Histoires d’écrans (encore)
Il y a quelque temps de cela, je bavardais avec Jon Kabat-Zinn, le rénovateur visionnaire des approches de méditation basée sur la pleine conscience, à propos des méfaits des écrans. Chacun de nous avait ses petites anecdotes à ce propos…
Voici la sienne…
Il y a quelque temps, il animait une rencontre sur la méditation dans une entreprise californienne branchée, du genre de Google ou quelque chose comme ça. À un moment, il propose un petit exercice de quelques minutes au public. Tout le monde s’exécute, ferme les yeux, respire en pleine conscience. Tout le monde sauf un gars qui continue de pianoter discrètement sur son smartphone. Jon s’approche pour voir ce qu’il fabrique au lieu de faire l’exercice. Le bonhomme très gêné range vite son matériel, ferme les yeux et fait comme les copains. Mais à la pause, Jon va l’interroger, et le gars confus lui avoue qu’avant de commencer l’exercice, il voulait absolument tweeter l’info pour annoncer à ses followers : « Devinez quoi ?! Je suis en train de faire de la méditation avec le célèbre Jon Kabat-Zinn ! »
Et voici la mienne…
L’autre jour, j’animais un petit atelier sur le thème de l’équilibre émotionnel. La plupart des participants étaient attentifs ; mais beaucoup d’entre eux, régulièrement, consultaient l’écran de leur smartphone. Et l’un d’entre eux y était carrément collé, levant juste un œil vers moi de temps en temps, quand je faisais rire la salle, pour voir ce qui se passait et qui lui échappait.
À un moment, je parle d’une citation dont j’avais oublié l’auteur. Quelques minutes plus tard, le bonhomme en question m’interrompt pour me donner la bonne réponse : il avait entendu que je séchais, et il avait cherché sur Internet et retrouvé la citation et l’écrivain.
Au lieu de m’écouter, il préférait manifestement surfer à la recherche d’informations. Puis, à un moment, je me suis aperçu qu’il avait rangé son engin, et qu’il m’écoutait attentivement. Enfin presque. Car au bout d’un moment, manifestement pas du tout habitué à écouter sans rien faire, à faire marcher son cerveau sans la stimulation des écrans, il commença à somnoler.
À la pause j’allais lui parler pour voir un peu comment ça se passait dans sa tête. Je voulais aussi comprendre pourquoi à un moment il s’était mis à m’écouter. En avait-il fini avec des urgences (ou pseudo-urgences) qu’il devait régler ?

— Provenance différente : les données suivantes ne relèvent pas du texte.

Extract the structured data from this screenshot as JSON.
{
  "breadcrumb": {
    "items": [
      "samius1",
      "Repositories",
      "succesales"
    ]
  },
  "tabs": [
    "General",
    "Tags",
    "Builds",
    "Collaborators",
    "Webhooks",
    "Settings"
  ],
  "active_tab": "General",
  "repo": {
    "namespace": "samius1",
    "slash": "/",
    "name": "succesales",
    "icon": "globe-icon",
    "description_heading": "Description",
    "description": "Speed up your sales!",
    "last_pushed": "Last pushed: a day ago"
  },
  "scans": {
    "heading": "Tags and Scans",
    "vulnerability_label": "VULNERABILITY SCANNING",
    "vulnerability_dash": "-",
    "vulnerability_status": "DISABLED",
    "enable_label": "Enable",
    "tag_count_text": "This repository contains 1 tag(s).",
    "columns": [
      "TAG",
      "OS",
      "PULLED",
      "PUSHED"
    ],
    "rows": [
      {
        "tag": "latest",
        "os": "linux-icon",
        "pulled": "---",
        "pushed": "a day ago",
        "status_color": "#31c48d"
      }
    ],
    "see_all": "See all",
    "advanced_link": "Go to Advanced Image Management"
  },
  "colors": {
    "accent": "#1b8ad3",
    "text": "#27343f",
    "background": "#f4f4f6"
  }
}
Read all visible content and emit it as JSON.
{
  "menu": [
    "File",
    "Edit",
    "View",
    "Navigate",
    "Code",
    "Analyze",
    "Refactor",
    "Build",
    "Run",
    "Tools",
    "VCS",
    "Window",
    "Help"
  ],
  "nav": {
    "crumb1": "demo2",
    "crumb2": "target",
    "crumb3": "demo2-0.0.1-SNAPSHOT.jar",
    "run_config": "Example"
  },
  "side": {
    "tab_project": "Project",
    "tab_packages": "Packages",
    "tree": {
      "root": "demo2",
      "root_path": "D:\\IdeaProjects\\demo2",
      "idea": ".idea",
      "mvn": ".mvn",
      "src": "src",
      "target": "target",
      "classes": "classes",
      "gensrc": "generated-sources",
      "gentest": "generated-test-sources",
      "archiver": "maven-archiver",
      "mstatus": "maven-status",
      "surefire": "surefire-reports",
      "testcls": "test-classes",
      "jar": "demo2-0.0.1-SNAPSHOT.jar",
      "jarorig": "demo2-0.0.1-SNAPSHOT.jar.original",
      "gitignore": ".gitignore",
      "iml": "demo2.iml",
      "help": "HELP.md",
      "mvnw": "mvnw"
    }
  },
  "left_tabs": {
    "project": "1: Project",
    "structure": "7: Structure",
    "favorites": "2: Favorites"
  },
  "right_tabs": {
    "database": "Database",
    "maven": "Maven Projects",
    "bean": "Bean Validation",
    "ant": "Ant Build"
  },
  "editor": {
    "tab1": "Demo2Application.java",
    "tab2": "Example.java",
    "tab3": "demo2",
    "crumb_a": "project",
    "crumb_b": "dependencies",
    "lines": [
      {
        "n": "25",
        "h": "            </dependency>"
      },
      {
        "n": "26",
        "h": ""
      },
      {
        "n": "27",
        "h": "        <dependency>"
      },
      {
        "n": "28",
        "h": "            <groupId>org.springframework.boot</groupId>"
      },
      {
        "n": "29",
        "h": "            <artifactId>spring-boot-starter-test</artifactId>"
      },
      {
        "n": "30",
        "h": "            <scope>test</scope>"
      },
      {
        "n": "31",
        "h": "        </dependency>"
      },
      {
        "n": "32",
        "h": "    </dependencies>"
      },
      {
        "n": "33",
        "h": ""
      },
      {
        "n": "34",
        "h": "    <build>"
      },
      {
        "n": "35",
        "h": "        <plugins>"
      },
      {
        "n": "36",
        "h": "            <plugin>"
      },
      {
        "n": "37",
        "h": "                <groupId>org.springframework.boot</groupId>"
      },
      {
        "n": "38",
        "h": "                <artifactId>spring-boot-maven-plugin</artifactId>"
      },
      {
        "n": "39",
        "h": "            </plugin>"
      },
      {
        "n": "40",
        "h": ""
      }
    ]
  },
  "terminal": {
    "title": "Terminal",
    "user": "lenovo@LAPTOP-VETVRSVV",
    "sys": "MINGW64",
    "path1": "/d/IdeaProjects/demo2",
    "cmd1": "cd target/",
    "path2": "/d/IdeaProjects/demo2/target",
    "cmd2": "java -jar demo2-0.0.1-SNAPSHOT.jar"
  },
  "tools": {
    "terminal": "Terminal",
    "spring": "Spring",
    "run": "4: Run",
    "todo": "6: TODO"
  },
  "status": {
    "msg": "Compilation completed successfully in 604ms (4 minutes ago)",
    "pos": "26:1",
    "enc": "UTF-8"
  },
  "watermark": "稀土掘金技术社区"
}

Pas du tout. Il m’avoua juste ceci : « En surfant sur le Web à partir de votre nom, je me suis aperçu que vous aviez écrit des trucs assez intéressants. Alors je me suis dit que j’allais vous écouter… »
Moralité :
1) avant de juger si quelqu’un est « écoutable » il cherchait les jugements sur le Net à son propos, au lieu de se faire une opinion par lui-même, en écoutant et observant en direct ;
2) il n’avait pas de réelle urgence à traiter à distance ce matin-là (la preuve, sa vitesse de réaction lorsqu’il m’entendit dire que je ne me souvenais pas d’un auteur) ;
3) son cerveau était devenu presque incapable de rester en éveil face à la vraie vie (un conférencier) et était devenu accro au rythme du Net (zapper, changer, réagir à ce qui bouge et clignote ; s’endormir devant tout le reste) ;
4) j’ai bien l’impression qu’il y a de plus en plus de personnes dans son cas ;
5) il y a du boulot pour nous autres humains, avant d’apprendre à bien gérer ces écrans merveilleux et sataniques…
Illustration : notre cerveau devient de plus en plus accro à ce qui brille et qui bouge. Saurons-nous un jour réapprendre à contempler l’immobile ?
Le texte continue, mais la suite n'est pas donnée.